It's not just Cantonese. In Taiwanese Minnan (which does also preserve the labial final -m, usually), the finals of 法、凡、品 have also become alveolar. Also, most Hakka varieties have made the final of 品 alveolar too.
This phenomenon is examined in p.258 under "Long-distance C..C effects", in the chapter on "Consonant-vowel interaction in Cantonese" by Moira Yip, part of collection of papers published in Studies in Chinese Phonology (1997) ed. Wang Jialing. There, it is argued that it is evidence of consonant-vowel segregation.
Labial dissimilation is among the features of Cantonese investigated in part 6 "Cantonese syllabary" of chapter 3 "Cantonese syllables and words" of Modern Cantonese Phonology (1997) by Bauer & Benedict.
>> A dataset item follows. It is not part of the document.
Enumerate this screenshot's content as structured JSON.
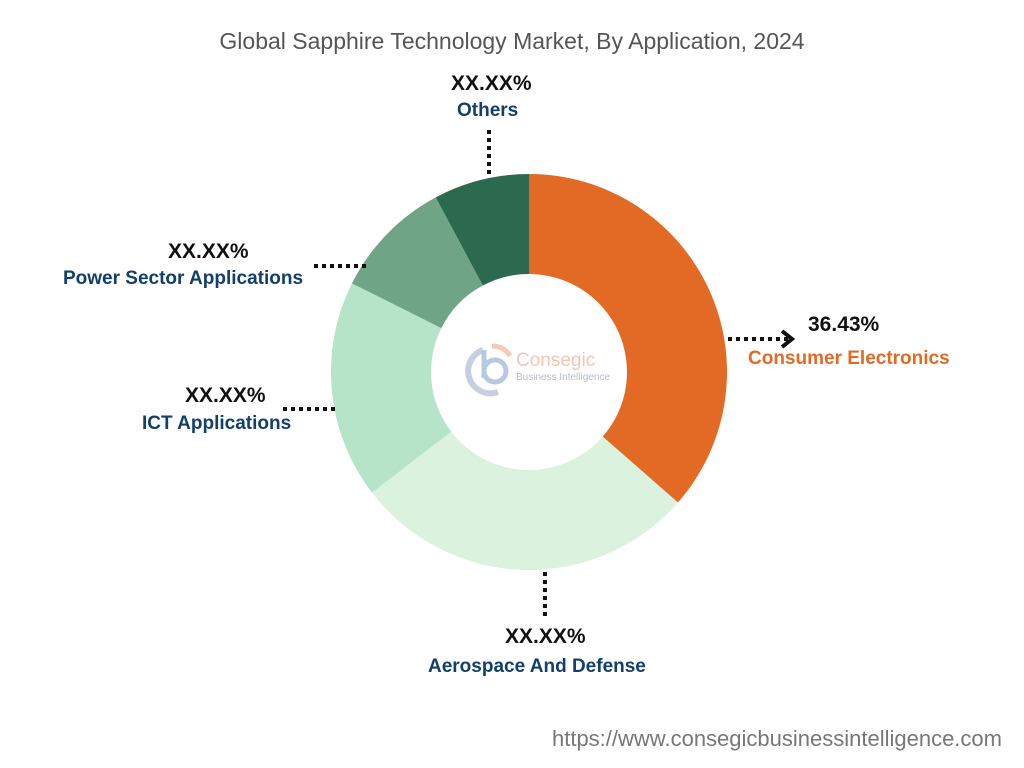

This labial dissimilation in Cantonese affects vowels and labialised velar consonants (e.g. /w/, /kʷ/) too: the front rounded vowels /yː/, /œː/, /ɵy/ are disallowed after labial or labialised consonants as well as before final labial consonants; /ɔː/ and /uː/ also tend to be disallowed before final labial consonants.
Why is it labial dissimilation, and not coronal or dorsal dissimilation? There is acutally some indication that coronal dissimilation is happening between the vowel and final consonant in loanwords into Hong Kong Cantonese, e.g. with /ɔːn/ and /ɔːt/ becoming /ɔːŋ/ and /ɔːk/ respectively. There is already an exclusion of front non-high vowel (/ei/, /ɛː/, /œː/) and of mid /ou/ pairing with a labial or coronal coda consonant; this points to an emerging injunction of mid vowels in general being paired with coronal consonants, i.e. coronal dissimilation. The injunction of high vowels with dorsal consonants isn't quite what one would see as dorsal dissimilation though. See this paper for further details from these English-based loanwords.
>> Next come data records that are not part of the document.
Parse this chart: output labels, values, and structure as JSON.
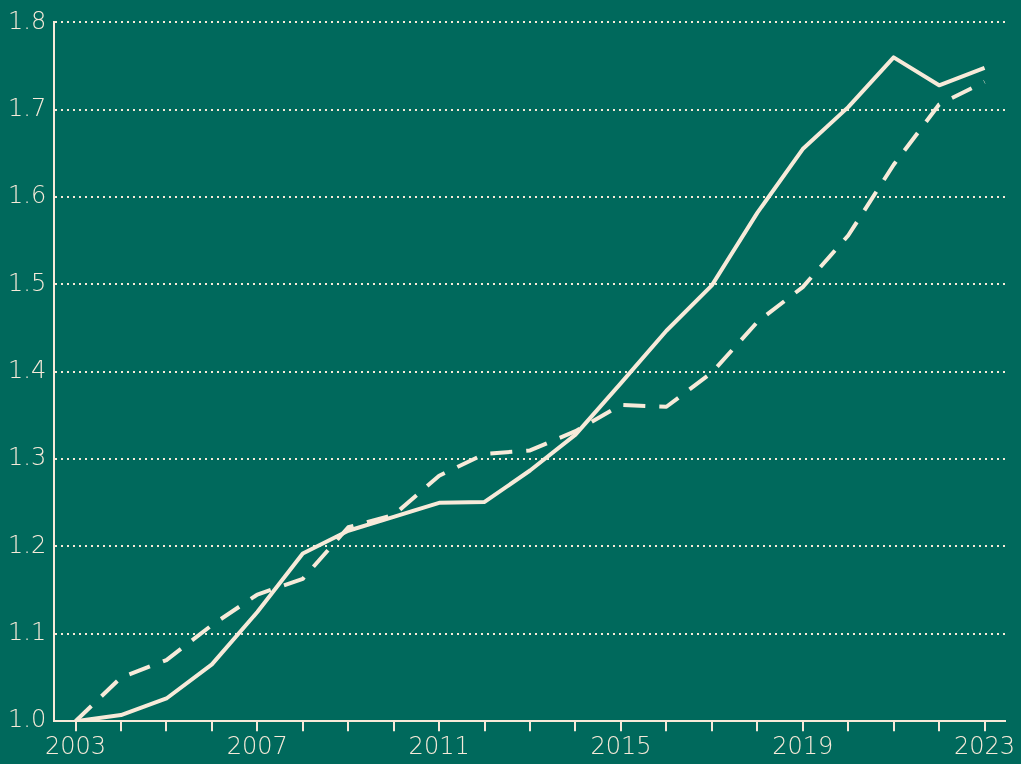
{
  "chart_data": {
    "type": "line",
    "x": [
      2003,
      2004,
      2005,
      2006,
      2007,
      2008,
      2009,
      2010,
      2011,
      2012,
      2013,
      2014,
      2015,
      2016,
      2017,
      2018,
      2019,
      2020,
      2021,
      2022,
      2023
    ],
    "series": [
      {
        "color": "#f7ead9",
        "line_style": "solid",
        "values": [
          1.0,
          1.007,
          1.026,
          1.065,
          1.125,
          1.192,
          1.218,
          1.234,
          1.25,
          1.251,
          1.287,
          1.328,
          1.387,
          1.447,
          1.499,
          1.582,
          1.655,
          1.703,
          1.76,
          1.728,
          1.748
        ]
      },
      {
        "color": "#f7ead9",
        "line_style": "dashed",
        "values": [
          1.0,
          1.05,
          1.07,
          1.11,
          1.145,
          1.163,
          1.222,
          1.236,
          1.281,
          1.306,
          1.31,
          1.332,
          1.362,
          1.36,
          1.399,
          1.457,
          1.497,
          1.556,
          1.637,
          1.706,
          1.732
        ]
      }
    ],
    "xlim": [
      2002.53,
      2023.45
    ],
    "xticks": [
      2003,
      {
        "value": 2004,
        "label": null
      },
      {
        "value": 2005,
        "label": null
      },
      {
        "value": 2006,
        "label": null
      },
      2007,
      {
        "value": 2008,
        "label": null
      },
      {
        "value": 2009,
        "label": null
      },
      {
        "value": 2010,
        "label": null
      },
      2011,
      {
        "value": 2012,
        "label": null
      },
      {
        "value": 2013,
        "label": null
      },
      {
        "value": 2014,
        "label": null
      },
      2015,
      {
        "value": 2016,
        "label": null
      },
      {
        "value": 2017,
        "label": null
      },
      {
        "value": 2018,
        "label": null
      },
      2019,
      {
        "value": 2020,
        "label": null
      },
      {
        "value": 2021,
        "label": null
      },
      {
        "value": 2022,
        "label": null
      },
      2023
    ],
    "ylim": [
      1.0,
      1.8
    ],
    "yticks": [
      {
        "value": 1.0,
        "label": "1.0"
      },
      1.1,
      1.2,
      1.3,
      1.4,
      1.5,
      1.6,
      1.7,
      1.8
    ],
    "grid": "y",
    "legend": false,
    "marker": "none"
  }
}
Still, labial dissimilation far outweighs coronal and dorsal. This paper argues, based mainly on data from Taiwanese Minnan, that it is not principally markedness that motivates the rime phonotactics, but the phonetics of having unreleased final stops. The difference between vowels in their vowel-consonant transition is the reason why some need not dissimilate; they may diphthongise (adding an excrescent schwa in Taiwanese Minnan), change vowel quality, or even neutralise.
That explanation of course raises the following question: Why in Middle Chinese do all those syllables with labial initials and labial finals also have front vowels or front medials?